Le président français a également profité de son temps de parole pour louer le sang-froid du président ukrainien Volodymyr Zelensky. « Il est président d’un pays entouré de 120 000 soldats russes, cela rend nerveux oserai-je dire », a-t-il ironisé, alors que Moscou a récemment annoncé avoir envoyé des soldats en Biélorussie, pays allié de la Russie et frontalier de l’Ukraine.

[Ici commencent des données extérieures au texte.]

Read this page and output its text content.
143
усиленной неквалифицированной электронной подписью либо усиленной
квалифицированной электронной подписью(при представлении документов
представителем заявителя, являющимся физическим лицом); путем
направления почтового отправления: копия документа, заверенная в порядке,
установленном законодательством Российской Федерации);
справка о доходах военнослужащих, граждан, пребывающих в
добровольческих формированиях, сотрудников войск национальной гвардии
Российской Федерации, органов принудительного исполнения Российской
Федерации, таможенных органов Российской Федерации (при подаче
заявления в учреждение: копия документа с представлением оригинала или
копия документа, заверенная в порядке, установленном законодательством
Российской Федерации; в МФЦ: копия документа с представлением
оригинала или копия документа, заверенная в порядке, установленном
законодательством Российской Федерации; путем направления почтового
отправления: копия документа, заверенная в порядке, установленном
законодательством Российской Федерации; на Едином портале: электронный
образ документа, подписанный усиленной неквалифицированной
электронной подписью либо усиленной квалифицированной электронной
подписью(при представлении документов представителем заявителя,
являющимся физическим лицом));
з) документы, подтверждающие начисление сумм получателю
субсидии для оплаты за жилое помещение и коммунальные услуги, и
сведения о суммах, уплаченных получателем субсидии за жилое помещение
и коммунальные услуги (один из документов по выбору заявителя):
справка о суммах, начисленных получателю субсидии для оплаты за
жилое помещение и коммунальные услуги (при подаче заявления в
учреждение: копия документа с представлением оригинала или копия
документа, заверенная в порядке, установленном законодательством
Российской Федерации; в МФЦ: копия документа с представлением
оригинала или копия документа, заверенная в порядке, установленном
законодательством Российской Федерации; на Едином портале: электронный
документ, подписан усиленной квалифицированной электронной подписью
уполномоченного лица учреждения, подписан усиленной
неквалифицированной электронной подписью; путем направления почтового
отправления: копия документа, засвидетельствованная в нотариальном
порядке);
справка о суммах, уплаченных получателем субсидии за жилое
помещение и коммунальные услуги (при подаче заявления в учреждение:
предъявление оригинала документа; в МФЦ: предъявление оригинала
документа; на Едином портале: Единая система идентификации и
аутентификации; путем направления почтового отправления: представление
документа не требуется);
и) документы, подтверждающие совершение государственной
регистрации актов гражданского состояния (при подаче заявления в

Emmanuel Macron doit d’ailleurs désormais rencontrer à Kiev son homologue ukrainien. « Il ne faut jamais faire de compromis sur la question ukrainienne sans les Ukrainiens », a tenu à rassurer le chef de l’État, alors que les Ukrainiens craignent d’être poussés par les Occidentaux à faire des concessions à Poutine.

«Vous n’aurez même pas le temps de réagir », met en garde Poutine

Le maître du Kremlin, lui, n’a pas toujours adopté un ton aussi apaisant qu’Emmanuel Macron. Il a notamment fait part de son inquiétude quant à un éventuel agrandissement de l’Otan et une adhésion de l’Ukraine à l’alliance militaire occidentale. « Si l’Ukraine devient membre de l’Otan, les pays européens seront entraînés dans un conflit avec la Russie. Vous n’aurez même pas le temps de réagir », a-t-il averti.

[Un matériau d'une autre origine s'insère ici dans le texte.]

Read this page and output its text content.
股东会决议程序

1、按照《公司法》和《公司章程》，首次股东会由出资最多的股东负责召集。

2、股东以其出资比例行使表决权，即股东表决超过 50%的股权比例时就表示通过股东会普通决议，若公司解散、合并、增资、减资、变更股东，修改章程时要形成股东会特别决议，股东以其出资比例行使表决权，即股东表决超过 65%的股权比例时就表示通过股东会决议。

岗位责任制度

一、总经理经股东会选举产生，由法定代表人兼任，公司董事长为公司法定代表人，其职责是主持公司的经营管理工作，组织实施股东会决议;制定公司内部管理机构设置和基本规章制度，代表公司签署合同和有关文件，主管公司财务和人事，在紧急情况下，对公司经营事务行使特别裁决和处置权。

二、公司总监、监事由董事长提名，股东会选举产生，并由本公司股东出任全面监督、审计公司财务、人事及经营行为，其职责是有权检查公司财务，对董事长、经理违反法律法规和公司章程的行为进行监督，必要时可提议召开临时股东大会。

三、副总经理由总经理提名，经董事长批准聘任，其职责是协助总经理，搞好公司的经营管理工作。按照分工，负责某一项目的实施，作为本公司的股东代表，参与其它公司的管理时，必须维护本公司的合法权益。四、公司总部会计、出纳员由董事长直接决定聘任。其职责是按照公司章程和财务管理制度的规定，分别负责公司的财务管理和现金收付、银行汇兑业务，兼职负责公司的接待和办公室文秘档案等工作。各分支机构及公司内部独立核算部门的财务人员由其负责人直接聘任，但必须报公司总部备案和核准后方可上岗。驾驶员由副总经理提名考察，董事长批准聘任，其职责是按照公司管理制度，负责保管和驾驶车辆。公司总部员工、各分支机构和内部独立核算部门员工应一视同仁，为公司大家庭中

Poutine fait donc de l’engagement de l’Otan à cesser tout élargissement à l’Est une condition de l’apaisement. « Dire que la Russie se comporte de manière agressive est illogique », a-t-il dit, « ce n’est pas nous qui nous nous dirigeons vers les frontières de l’Otan ».

« Qui croit en l’Europe doit travailler avec la Russie »

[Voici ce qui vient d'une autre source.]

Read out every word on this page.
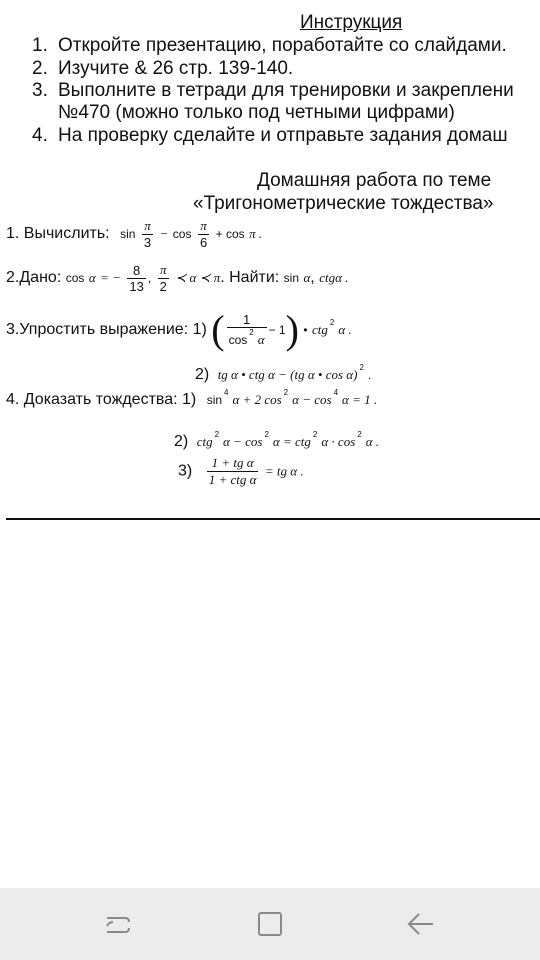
Инструкция
1. Откройте презентацию, поработайте со слайдами.
2. Изучите & 26 стр. 139-140.
3. Выполните в тетради для тренировки и закреплени
№470 (можно только под четными цифрами)
4. На проверку сделайте и отправьте задания домаш
Домашняя работа по теме
«Тригонометрические тождества»
1. Вычислить: $\sin \frac{\pi}{3} - \cos \frac{\pi}{6} + \cos \pi$ .
2.Дано: cos α = − $\frac{8}{13}$ , $\frac{\pi}{2}$ ≺ α ≺ π. Найти: sin α, ctgα .
3.Упростить выражение: 1) ( $\frac{1}{\cos^2 \alpha} - 1$) • ctg $^2$ α .
2) tg α • ctg α − (tg α • cos α) $^2$.
4. Доказать тождества: 1) $\sin^4 \alpha + 2$ cos $^2$ α − cos $^4$ α = 1 .
2) ctg $^2$ α − cos $^2$ α = ctg $^2$ α · cos $^2$ α .
$3) \frac{\text{1 + tg α}}{\text{1 + ctg α}}$ = tg α .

Emmanuel Macron a toutefois réaffirmé sa volonté de travailler en collaboration avec la Russie pour tenter de faire baisser la tension aux frontières ukrainiennes. « La Russie est européenne », a assuré Emmanuel Macron. « Qui croit en l’Europe doit travailler avec la Russie. Est-ce que c’est chose aisée ? Non. Mais est ce que l’Europe s’est construit sur des choses aisées ? Non. Est-ce que la tâche tient de l’ingratitude ? Oui. Faut-il pour autant abandonner ? Non », a déclaré le président français devant Vladimir Poutine.

« Certaines de ses idées sont possibles »

Se montrant parfois menaçant, Vladimir Poutine a tout de même laissé entrevoir un début de négociation. « Certaines de ses idées, de ses propositions (…) sont possibles pour jeter les bases d’avancées communes », a-t-il déclaré en faisant référence à son homologue français. L’homme fort du Kremlin a en outre salué les « efforts » de Paris pour « résoudre le problème de la sécurité en Europe ».

Un message sur lequel la France entend désormais capitaliser. « Le président Poutine m’a assuré de sa disponibilité à s’engager dans cette logique et de sa volonté de maintenir la stabilité et l’intégrité territoriale de l’Ukraine », a ainsi souligné Emmanuel Macron.